Amo la casualità che a volte ci fa incappare in libri e scrittori che poco o nulla hanno a che fare con le ideologie letterarie cui ci piace assoggettarci. Ho acquistato su una bancarella di libri usati un "Oscar fantascienza" d'annata, Molto dopo mezzanotte di Ray Bradbury attratta dal prezzo stracciato e dalla promessa, contenuta nel sottotitolo di altri ventun racconti. Ho sempre amato i racconti, il mio primo inconfutabile e mai tradito amore letterario è stato Guy de Maupassant e, molto dopo ma non meno intenso, Cecov. Li amo a tal punto da non saper scrivere che racconti, e più sono brevi più li amo. Però non amo la fantascienza, se non quella che prefigura un mondo a partire dal nostro, quella che rende visibili paure che non osiamo confessare nemmeno a noi stessi, che ci fa intravvedere un futuro quasi sempre spaventoso ma possibile: 1984 e Fahrenheit 451 li annovero tra questi; li ho letti, e li ho amati. E quindi ho acquistato i racconti pur presumendoli di fantascienza.

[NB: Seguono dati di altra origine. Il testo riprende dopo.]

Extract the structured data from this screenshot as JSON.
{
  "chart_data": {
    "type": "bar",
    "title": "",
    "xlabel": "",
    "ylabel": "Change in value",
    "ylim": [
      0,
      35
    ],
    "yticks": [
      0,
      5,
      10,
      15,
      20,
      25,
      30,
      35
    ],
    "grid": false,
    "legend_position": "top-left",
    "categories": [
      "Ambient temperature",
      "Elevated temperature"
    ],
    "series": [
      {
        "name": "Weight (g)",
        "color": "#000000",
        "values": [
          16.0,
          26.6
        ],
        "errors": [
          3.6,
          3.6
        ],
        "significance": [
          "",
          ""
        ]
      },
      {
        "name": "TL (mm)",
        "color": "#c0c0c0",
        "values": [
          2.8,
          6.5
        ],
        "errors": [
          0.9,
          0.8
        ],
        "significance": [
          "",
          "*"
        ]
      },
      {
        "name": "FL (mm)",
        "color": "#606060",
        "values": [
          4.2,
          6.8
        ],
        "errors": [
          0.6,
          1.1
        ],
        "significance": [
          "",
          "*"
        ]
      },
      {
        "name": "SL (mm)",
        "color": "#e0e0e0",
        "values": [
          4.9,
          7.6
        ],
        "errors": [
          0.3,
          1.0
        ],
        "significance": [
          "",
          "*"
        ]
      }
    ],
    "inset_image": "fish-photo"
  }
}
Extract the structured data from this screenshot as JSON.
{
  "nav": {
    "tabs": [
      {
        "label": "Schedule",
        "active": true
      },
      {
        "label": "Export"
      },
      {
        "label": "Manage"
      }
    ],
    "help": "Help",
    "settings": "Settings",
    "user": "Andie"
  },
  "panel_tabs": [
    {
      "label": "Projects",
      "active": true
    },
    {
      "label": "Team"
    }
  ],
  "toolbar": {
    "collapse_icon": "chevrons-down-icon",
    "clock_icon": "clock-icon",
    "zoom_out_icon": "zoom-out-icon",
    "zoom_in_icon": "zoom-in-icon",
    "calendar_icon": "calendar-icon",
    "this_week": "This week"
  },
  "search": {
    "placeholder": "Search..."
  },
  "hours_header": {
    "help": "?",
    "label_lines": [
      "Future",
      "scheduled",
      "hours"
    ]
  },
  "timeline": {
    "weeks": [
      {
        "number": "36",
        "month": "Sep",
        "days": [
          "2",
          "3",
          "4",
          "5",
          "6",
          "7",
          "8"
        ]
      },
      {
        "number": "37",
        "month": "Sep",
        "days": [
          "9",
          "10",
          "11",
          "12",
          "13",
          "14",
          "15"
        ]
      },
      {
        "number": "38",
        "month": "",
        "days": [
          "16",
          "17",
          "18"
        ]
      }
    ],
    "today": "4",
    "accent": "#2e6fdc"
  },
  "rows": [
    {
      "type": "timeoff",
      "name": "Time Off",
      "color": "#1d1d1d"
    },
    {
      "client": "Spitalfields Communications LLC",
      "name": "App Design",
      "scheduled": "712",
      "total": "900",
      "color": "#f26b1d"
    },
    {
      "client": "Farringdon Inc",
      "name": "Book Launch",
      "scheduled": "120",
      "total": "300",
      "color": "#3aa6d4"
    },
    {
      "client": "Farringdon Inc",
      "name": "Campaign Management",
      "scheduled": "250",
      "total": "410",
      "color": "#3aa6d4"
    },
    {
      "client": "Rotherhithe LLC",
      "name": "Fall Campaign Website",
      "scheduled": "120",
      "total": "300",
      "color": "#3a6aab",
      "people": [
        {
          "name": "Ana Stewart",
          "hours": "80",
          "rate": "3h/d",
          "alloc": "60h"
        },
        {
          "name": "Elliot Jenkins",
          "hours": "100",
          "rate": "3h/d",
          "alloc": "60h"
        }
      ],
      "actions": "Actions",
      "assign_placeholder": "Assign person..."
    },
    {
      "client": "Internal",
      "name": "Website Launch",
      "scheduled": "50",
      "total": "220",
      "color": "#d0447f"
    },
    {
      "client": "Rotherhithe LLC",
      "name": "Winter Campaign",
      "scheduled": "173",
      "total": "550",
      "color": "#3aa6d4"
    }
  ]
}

E invece Bradbury investiga il presente, inventa poco o nulla di fantasmatico (giusto una macchina del tempo per riportare in vita uno scrittore...), anatomizza i piccoli mondi della porta accanto attento a descrivere, senza mai calpestarli, emozioni, dolori, passioni che disseminiamo nel nostro cammino. Undici racconti (non ventidue, purtroppo, come millantato dal titolo) brevi ma non brevissimi che scandiscono una via crucis in cui amori impossibili, prodigi immaginari, nostalgie cocenti, passati ormai inafferrabili snocciolano il loro portato di afflizione e speranza attraverso una scrittura sobria scevra di verità ma colma di interrogativi. Così dev'essere, se si è davvero scrittori.